Es handelt sich um das erste große Projekt unter der neuen Museumsleitung von Leni Perenčević. Im Mittelpunkt stehen deutschsprachige Minderheiten aus Osteuropa, die nach dem Zweiten Weltkrieg ihre Heimat verlassen mussten. Die Ausstellung beleuchtet auch die Geschichte der Spätaussiedler in Emmendingen – darunter eine Erzählung aus dem Stadtteil Bürkle-Bleiche.
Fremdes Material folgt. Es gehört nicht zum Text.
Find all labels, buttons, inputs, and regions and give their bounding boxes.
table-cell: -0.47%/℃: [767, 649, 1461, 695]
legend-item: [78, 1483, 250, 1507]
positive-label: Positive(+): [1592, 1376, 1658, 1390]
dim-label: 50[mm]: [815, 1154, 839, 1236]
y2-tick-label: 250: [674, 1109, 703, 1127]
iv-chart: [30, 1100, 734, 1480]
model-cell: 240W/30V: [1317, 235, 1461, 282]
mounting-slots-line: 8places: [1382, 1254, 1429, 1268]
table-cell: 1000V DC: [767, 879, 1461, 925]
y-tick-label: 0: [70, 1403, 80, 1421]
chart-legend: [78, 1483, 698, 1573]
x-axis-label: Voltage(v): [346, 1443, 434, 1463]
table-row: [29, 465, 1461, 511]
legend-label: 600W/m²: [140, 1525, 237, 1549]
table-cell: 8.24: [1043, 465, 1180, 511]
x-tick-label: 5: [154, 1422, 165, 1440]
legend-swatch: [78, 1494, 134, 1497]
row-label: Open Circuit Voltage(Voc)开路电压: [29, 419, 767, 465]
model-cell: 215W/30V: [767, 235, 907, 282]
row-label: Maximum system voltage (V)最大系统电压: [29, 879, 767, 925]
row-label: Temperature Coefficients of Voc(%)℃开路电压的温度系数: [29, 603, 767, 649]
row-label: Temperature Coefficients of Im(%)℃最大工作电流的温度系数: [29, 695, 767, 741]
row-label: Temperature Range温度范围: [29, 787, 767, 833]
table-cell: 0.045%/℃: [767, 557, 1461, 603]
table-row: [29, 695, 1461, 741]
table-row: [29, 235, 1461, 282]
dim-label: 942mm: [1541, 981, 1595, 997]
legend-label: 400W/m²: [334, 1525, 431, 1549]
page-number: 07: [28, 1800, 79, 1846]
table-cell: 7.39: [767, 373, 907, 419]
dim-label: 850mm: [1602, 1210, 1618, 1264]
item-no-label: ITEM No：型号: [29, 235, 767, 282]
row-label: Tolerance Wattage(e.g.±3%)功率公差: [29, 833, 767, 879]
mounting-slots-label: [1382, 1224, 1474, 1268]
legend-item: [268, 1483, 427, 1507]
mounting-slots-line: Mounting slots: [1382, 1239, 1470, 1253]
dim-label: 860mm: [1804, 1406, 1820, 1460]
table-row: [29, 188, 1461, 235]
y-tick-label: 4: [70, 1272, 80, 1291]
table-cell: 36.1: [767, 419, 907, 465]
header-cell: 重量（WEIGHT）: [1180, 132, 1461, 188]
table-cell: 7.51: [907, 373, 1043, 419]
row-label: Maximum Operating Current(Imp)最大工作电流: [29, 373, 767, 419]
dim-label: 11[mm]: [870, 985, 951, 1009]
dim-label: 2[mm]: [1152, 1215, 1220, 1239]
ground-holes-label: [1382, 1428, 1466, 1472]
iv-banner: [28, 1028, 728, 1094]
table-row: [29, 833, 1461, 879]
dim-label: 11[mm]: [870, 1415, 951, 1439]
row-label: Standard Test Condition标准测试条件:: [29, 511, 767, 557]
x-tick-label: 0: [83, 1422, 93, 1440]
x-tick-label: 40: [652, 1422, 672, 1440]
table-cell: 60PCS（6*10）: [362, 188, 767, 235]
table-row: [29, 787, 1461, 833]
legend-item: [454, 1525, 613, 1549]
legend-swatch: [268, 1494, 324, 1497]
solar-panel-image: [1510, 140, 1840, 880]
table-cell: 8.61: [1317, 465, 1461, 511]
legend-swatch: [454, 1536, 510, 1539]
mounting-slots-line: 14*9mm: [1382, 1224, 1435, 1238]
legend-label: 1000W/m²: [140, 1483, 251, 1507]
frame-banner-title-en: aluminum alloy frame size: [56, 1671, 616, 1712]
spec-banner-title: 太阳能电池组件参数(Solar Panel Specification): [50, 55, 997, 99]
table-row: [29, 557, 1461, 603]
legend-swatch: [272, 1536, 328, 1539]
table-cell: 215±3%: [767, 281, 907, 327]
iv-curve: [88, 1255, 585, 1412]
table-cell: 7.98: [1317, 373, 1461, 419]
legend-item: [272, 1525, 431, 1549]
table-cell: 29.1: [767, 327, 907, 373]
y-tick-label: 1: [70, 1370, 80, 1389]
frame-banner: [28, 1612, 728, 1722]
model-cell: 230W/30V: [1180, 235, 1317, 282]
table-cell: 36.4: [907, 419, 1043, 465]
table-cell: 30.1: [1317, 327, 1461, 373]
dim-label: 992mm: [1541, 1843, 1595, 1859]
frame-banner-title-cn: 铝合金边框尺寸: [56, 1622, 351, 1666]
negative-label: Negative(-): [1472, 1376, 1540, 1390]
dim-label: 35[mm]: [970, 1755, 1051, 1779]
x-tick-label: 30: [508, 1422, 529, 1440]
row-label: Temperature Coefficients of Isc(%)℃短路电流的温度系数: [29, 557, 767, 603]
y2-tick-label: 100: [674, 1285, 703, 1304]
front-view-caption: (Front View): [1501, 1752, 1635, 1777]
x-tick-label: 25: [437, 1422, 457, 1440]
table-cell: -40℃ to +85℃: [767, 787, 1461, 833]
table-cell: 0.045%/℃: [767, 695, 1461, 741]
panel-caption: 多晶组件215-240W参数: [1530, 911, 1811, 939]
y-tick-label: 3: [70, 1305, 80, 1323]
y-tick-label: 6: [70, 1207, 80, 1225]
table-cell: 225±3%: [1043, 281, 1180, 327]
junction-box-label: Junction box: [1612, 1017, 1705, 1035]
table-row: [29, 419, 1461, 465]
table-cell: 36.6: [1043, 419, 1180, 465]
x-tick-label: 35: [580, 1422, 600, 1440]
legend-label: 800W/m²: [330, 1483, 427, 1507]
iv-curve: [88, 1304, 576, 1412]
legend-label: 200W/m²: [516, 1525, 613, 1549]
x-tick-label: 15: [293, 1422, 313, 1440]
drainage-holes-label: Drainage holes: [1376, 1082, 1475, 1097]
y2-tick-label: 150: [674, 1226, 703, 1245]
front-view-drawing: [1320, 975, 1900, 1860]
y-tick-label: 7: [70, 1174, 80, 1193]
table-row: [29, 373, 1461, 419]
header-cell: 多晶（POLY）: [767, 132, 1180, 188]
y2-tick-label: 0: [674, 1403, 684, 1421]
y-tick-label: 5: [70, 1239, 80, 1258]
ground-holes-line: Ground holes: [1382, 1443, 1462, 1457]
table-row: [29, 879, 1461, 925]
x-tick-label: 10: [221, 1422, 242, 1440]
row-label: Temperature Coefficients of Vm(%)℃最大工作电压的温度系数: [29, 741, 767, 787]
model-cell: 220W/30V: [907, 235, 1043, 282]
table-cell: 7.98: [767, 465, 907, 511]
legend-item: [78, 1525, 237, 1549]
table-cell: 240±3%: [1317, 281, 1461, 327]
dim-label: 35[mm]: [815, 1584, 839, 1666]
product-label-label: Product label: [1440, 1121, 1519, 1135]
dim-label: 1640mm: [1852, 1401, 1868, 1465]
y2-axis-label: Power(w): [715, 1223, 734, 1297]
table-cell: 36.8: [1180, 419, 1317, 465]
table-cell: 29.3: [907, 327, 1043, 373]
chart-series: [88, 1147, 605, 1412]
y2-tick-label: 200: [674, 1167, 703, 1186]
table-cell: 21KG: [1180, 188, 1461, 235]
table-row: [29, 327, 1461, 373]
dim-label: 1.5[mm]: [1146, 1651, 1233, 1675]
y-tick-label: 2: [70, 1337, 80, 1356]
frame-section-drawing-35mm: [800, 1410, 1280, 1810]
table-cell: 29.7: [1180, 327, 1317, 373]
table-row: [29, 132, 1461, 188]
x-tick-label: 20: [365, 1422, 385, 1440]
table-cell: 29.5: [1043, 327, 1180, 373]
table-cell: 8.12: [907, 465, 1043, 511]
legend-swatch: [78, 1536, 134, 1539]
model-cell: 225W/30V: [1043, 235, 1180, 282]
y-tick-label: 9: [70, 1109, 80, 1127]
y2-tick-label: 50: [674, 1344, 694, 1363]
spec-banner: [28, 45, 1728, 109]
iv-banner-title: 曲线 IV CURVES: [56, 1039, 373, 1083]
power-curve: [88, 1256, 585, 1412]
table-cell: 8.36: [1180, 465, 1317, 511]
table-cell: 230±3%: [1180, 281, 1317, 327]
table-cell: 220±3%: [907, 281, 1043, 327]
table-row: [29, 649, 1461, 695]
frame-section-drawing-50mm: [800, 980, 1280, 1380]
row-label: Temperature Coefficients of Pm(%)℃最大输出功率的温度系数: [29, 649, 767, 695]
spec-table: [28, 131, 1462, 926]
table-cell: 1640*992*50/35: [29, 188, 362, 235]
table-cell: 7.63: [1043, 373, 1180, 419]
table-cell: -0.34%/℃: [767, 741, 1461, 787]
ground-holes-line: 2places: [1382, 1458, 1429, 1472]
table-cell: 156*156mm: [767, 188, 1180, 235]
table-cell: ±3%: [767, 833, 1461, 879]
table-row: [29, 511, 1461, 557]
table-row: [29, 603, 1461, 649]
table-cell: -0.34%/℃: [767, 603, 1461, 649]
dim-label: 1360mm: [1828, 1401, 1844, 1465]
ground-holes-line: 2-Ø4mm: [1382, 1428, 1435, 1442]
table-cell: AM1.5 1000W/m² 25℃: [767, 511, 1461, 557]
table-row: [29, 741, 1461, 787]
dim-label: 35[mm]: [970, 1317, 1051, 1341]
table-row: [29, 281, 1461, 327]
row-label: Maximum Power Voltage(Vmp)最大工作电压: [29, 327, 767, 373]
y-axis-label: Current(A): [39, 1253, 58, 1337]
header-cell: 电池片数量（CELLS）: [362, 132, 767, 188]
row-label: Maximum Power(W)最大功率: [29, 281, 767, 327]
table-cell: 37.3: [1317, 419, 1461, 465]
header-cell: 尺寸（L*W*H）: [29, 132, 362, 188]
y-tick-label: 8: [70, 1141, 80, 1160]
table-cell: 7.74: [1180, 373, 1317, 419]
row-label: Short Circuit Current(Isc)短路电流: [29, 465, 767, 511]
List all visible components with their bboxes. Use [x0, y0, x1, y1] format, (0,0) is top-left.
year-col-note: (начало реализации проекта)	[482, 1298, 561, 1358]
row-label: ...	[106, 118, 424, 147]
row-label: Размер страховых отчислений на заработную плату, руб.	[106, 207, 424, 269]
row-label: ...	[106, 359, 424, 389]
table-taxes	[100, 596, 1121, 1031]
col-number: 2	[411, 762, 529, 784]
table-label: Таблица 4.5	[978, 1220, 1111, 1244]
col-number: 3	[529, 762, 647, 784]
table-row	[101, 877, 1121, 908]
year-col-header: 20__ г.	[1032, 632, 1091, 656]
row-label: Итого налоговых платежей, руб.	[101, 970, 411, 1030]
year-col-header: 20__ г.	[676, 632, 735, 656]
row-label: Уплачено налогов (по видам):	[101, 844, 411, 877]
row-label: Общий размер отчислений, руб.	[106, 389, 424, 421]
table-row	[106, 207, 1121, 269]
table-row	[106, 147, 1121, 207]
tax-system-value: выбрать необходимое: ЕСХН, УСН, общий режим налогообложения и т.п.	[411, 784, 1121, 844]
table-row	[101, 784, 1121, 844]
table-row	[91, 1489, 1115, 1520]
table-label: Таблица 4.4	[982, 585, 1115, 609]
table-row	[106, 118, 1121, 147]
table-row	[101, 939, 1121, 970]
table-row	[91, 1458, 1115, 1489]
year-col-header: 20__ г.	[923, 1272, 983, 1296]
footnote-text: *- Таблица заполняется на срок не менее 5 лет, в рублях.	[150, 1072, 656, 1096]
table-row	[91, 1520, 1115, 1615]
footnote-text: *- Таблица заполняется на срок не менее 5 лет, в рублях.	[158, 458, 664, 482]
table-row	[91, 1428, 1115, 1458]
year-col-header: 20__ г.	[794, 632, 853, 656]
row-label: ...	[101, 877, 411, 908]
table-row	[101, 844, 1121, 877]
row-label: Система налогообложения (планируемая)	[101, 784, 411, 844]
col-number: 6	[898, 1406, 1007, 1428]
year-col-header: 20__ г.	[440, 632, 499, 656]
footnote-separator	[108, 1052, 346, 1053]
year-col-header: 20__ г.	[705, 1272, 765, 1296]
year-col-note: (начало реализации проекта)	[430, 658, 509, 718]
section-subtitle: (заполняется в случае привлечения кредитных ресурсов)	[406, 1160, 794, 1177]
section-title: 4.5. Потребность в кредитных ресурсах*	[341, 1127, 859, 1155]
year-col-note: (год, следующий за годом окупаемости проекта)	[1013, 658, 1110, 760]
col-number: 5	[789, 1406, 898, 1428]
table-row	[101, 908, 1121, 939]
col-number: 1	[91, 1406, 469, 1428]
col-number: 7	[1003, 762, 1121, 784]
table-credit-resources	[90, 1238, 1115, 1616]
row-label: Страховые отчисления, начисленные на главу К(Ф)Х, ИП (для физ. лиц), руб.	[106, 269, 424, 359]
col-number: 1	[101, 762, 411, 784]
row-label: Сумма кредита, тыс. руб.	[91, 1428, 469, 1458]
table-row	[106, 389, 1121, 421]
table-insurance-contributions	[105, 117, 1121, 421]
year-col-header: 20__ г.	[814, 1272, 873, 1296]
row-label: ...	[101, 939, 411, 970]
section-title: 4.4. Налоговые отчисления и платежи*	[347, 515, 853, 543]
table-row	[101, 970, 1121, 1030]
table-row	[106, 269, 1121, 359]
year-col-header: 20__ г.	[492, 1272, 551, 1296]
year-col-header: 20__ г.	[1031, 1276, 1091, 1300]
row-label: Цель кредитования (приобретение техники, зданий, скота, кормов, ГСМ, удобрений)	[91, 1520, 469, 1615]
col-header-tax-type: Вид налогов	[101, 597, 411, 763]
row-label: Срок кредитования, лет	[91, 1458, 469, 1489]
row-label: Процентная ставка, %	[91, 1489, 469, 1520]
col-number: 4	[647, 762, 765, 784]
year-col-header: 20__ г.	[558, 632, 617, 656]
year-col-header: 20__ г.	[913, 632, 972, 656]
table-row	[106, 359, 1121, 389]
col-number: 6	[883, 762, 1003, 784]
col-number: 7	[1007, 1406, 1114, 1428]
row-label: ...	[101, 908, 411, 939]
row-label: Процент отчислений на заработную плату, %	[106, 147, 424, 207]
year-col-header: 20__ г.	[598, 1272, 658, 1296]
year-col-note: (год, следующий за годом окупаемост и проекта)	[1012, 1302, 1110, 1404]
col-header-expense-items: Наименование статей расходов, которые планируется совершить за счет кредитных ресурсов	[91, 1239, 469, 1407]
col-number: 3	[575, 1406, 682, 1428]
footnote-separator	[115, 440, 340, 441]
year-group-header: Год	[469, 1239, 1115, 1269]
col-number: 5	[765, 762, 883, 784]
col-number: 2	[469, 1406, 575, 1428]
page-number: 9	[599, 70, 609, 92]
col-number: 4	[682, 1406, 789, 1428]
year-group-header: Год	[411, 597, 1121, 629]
Das Projekt entstand in Zusammenarbeit mit der Künstlerin und Autorin Ludmilla Bartscht. Gemeinsam verbinden sie historische Forschung mit grafischem Storytelling und schaffen so einen Comic-Roman. Das Werk setzt sich mit Vertreibung, Identität, Erinnerung und gesellschaftlichem Zusammenhalt auseinander. Ziel ist es, zur Reflexion und zum Dialog über die Grundlagen des Zusammenlebens anzuregen.
Die Ausstellung ist während der regulären Öffnungszeiten des Museums zugänglich: mittwochs und sonntags von 14 bis 17 Uhr sowie nach Vereinbarung.
Sie verbindet historische Ereignisse mit persönlichen Schicksalen und zeigt, wie die Erfahrungen von Kriegsvertriebenen bis heute nachwirken. Das Museum lädt die Öffentlichkeit ein, sich bis Anfang November mit diesen Geschichten auseinanderzusetzen.